Activist Praises Bernanke

The Record ( — Thursday, March 6, 2008


A prominent New Jersey community activist on Wednesday cheered Federal Reserve Chairman Ben Bernanke's recent comments suggesting that bankers reduce principal amounts on problem loans to avoid foreclosures.

But she wishes he would go further.

"Its great to have a chairman of the Federal Reserve who acknowledges the problem, but what is needed is a mandate," said Phyllis Salowe-Kaye, executive director of New Jersey Citizen Action, the state's largest consumer watchdog.

"Instead of urging, he should be demanding," said Salowe-Kaye. She is backing proposed state legislation to be introduced next week that would require loan servicers to publicly disclose information on the outcomes of their loan-loss mitigation programs.

Citizen Action provides counseling to homeowners in financial distress.

Bernanke on Tuesday added his influential voice to a growing chorus of consumer advocates and lawmakers calling for the mortgage lending industry to take more drastic action to stem a rising tide of home-loan foreclosures, including cutting principal amounts of loans to reflect declines in property values and boost homeowners' equity.

Bernanke said in a speech in Orlando to members of the Independent Community Bankers that the foreclosure situation calls for "a vigorous response."

"When the mortgage is 'under water' [the amount owed exceeds the market value of the home], a reduction in principal may increase the expected payoff by reducing the risk of default and foreclosure," he said.

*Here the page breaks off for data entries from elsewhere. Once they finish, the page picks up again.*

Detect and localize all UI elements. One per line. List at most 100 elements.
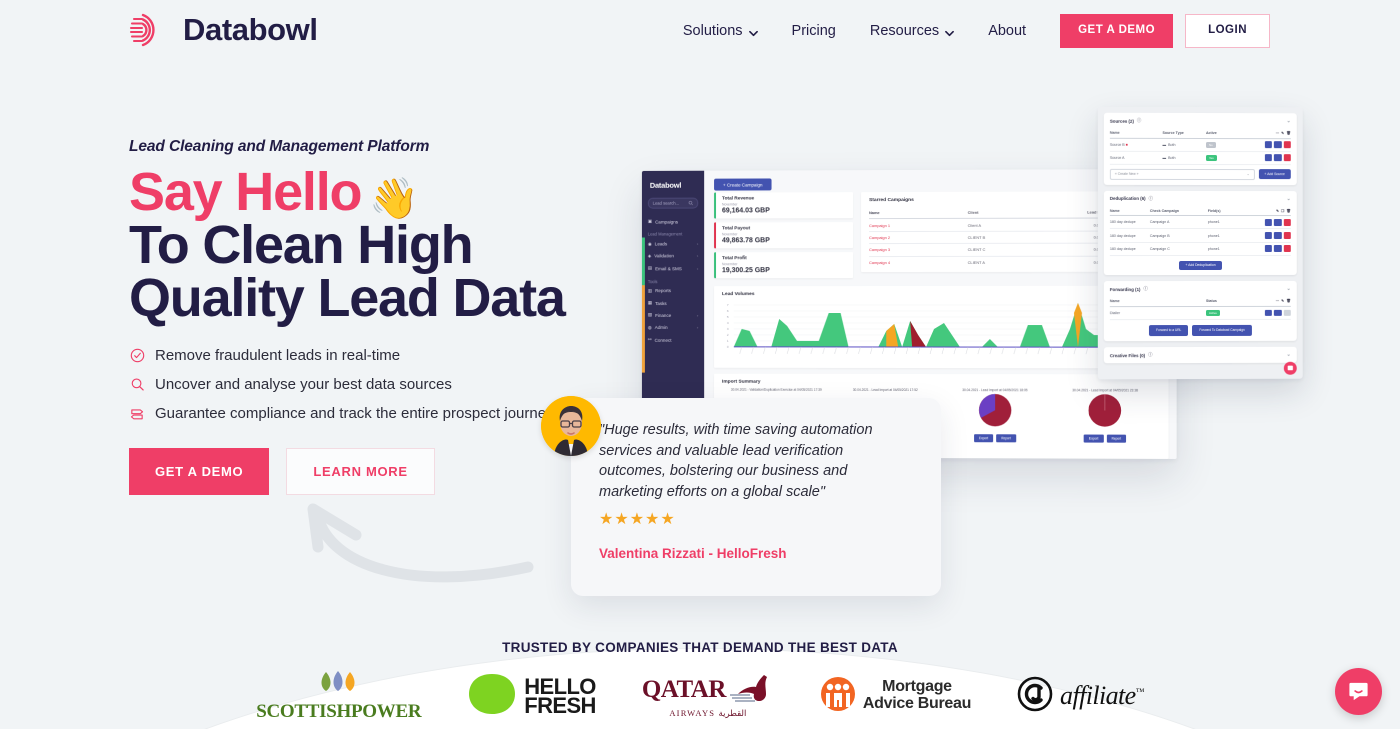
more-actions-button[interactable] (1264, 154, 1272, 162)
pencil-icon: ✎ (1281, 130, 1285, 135)
report-button[interactable]: Report (996, 434, 1016, 443)
forward-to-url-button[interactable]: Forward to a URL (1149, 324, 1189, 337)
kpi-value: 69,164.03 GBP (721, 207, 770, 215)
add-deduplication-button[interactable]: + Add Deduplication (1179, 260, 1222, 271)
report-button[interactable]: Report (1106, 434, 1127, 443)
sidebar-item-reports[interactable]: ▥ Reports (642, 285, 704, 297)
brand-logo[interactable]: Databowl (129, 8, 318, 52)
testimonial-card: "Huge results, with time saving automati… (571, 398, 941, 596)
duplicate-button[interactable] (1273, 245, 1282, 252)
mab-mark-icon (820, 676, 856, 717)
nav-item-resources[interactable]: Resources (870, 23, 955, 39)
duplicate-button[interactable] (1273, 232, 1282, 239)
info-icon: ⓘ (1148, 195, 1153, 201)
column-client: Client (967, 210, 979, 216)
sidebar-item-label: Connect (654, 337, 672, 343)
sidebar-item-email-sms[interactable]: ▤ Email & SMS › (642, 262, 704, 274)
table-row[interactable]: Source B ■ ▬ Both No (1109, 138, 1291, 152)
kpi-card-total-revenue: Total Revenue November 69,164.03 GBP (714, 192, 854, 219)
edit-button[interactable] (1264, 232, 1272, 239)
sidebar-item-admin[interactable]: ◍ Admin › (642, 322, 704, 334)
sidebar-item-leads[interactable]: ◉ Leads › (642, 238, 704, 250)
nav-label-solutions: Solutions (682, 23, 743, 39)
column-actions: ⋯ ✎ 🗑 (1237, 299, 1291, 303)
kpi-value: 49,863.78 GBP (721, 237, 770, 245)
dashboard-chat-fab[interactable] (1283, 361, 1297, 375)
nav-item-about[interactable]: About (988, 23, 1026, 39)
list-item: Uncover and analyse your best data sourc… (129, 376, 649, 393)
row-actions (1237, 154, 1291, 162)
cell-check-campaign: Campaign A (1149, 220, 1170, 225)
more-actions-button[interactable] (1264, 309, 1272, 317)
pencil-icon: ✎ (1276, 208, 1280, 213)
kpi-value: 19,300.25 GBP (721, 267, 770, 275)
sidebar-item-connect[interactable]: ⚯ Connect (642, 334, 704, 346)
table-row[interactable]: Source A ▬ Both Yes (1109, 151, 1291, 165)
create-campaign-button[interactable]: + Create Campaign (714, 178, 772, 191)
add-source-button[interactable]: + Add Source (1258, 169, 1291, 180)
kpi-card-total-payout: Total Payout November 49,863.78 GBP (714, 222, 854, 249)
sources-table: Name Source Type Active ⋯ ✎ 🗑 Source B ■… (1109, 127, 1291, 165)
svg-text:2: 2 (727, 333, 729, 337)
column-actions: ✎ ❐ 🗑 (1247, 208, 1291, 213)
row-actions (1237, 309, 1291, 317)
sidebar-item-tasks[interactable]: ▦ Tasks (642, 297, 704, 309)
delete-button[interactable] (1283, 232, 1291, 239)
sidebar-item-campaigns[interactable]: ▣ Campaigns (642, 216, 704, 228)
sources-title: Sources (2) (1109, 118, 1134, 124)
trusted-by-section: TRUSTED BY COMPANIES THAT DEMAND THE BES… (0, 640, 1400, 723)
info-icon: ⓘ (1148, 352, 1153, 358)
cell-fields: phone1 (1207, 233, 1220, 238)
brand-name: Databowl (183, 12, 318, 47)
edit-button[interactable] (1264, 219, 1272, 226)
scottishpower-wordmark: SCOTTISHPOWER (256, 701, 422, 722)
edit-button[interactable] (1273, 309, 1282, 317)
chevron-down-icon[interactable]: ⌄ (1287, 352, 1291, 358)
table-row[interactable]: 180 day dedupe Campaign B phone1 (1109, 229, 1291, 243)
sidebar-item-label: Tasks (655, 300, 667, 306)
sidebar-item-validation[interactable]: ◈ Validation › (642, 250, 704, 262)
table-row[interactable]: 180 day dedupe Campaign A phone1 (1109, 216, 1291, 230)
feature-text: Remove fraudulent leads in real-time (155, 347, 401, 364)
hero-get-a-demo-button[interactable]: GET A DEMO (129, 448, 270, 495)
nav-item-solutions[interactable]: Solutions (683, 23, 758, 39)
more-actions-button[interactable] (1264, 141, 1272, 149)
sidebar-item-label: Leads (654, 241, 668, 247)
table-row[interactable]: 180 day dedupe Campaign C phone1 (1109, 242, 1291, 256)
duplicate-button[interactable] (1273, 219, 1282, 226)
intercom-chat-button[interactable] (1335, 668, 1382, 715)
trademark-symbol: ™ (1135, 686, 1145, 697)
hero-title-line2: To Clean High (129, 215, 474, 276)
delete-button[interactable] (1283, 141, 1291, 149)
feature-text: Uncover and analyse your best data sourc… (155, 376, 452, 393)
chevron-down-icon[interactable]: ⌄ (1287, 196, 1291, 202)
header-get-a-demo-button[interactable]: GET A DEMO (1060, 14, 1174, 48)
create-new-source-select[interactable]: « Create New » ⌄ (1109, 168, 1255, 180)
column-name: Name (1109, 130, 1120, 135)
forward-to-databowl-campaign-button[interactable]: Forward To Databowl Campaign (1192, 324, 1252, 337)
delete-button[interactable] (1283, 309, 1291, 317)
delete-button[interactable] (1283, 245, 1291, 252)
export-button[interactable]: Export (1084, 434, 1104, 443)
nav-item-pricing[interactable]: Pricing (792, 23, 836, 39)
trusted-by-title: TRUSTED BY COMPANIES THAT DEMAND THE BES… (502, 640, 898, 655)
table-row[interactable]: Dialler Active (1109, 306, 1291, 321)
header-login-button[interactable]: LOGIN (1185, 14, 1270, 48)
edit-button[interactable] (1264, 245, 1272, 252)
device-icon: ▬ (1162, 155, 1167, 160)
trash-icon: 🗑 (1286, 208, 1291, 213)
scottishpower-mark-icon (316, 669, 362, 700)
delete-button[interactable] (1283, 154, 1291, 162)
export-button[interactable]: Export (973, 433, 994, 443)
mab-wordmark: Mortgage Advice Bureau (863, 678, 971, 713)
hero-learn-more-button[interactable]: LEARN MORE (286, 448, 435, 495)
forwarding-title: Forwarding (1) (1109, 286, 1141, 292)
edit-button[interactable] (1273, 141, 1282, 149)
delete-button[interactable] (1283, 219, 1291, 226)
sidebar-item-label: Admin (654, 325, 668, 331)
chevron-down-icon[interactable]: ⌄ (1287, 286, 1291, 292)
dashboard-search-input[interactable]: Lead search... (647, 197, 699, 209)
sidebar-item-finance[interactable]: ▧ Finance › (642, 309, 704, 321)
edit-button[interactable] (1273, 154, 1282, 162)
chevron-down-icon[interactable]: ⌄ (1287, 118, 1291, 124)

Bernanke acknowledged that lenders are resistant to the notion of reducing principal amounts because it would put the value of their loan portfolios more at the mercy of real estate price fluctuations.

In 2007, the financial services industry wrote down more than $159 billion related to losses in credit and lending portfolios.

"We think it makes sense to look at anything that will help keep people in their homes," said Tom Kelly, spokesman for JPMorgan Chase & Co.

He added that the New York-based bank already practices principal reductions on a "very limited basis."

James Silkensen, president of the 71-member New Jersey League of Community Bankers, said Wednesday that the group has not yet taken a position on the issue.

"It could possibly come up at the next board meeting at the end of March," he said. "I don't see much impact on community banks who wrote their loans soundly."

Loan servicers and others have been reaching out to borrowers in financial distress to try to keep them in their homes by negotiating payment catch-up plans, modifying the interest rate, or refinancing into more affordable loans.

If they lack sufficient equity in the home, they cannot qualify for refinancing.

So refinancing and loan modifications "are not happening at a huge pace," said Salowe-Kaye.

This article contains material from The Associated Press.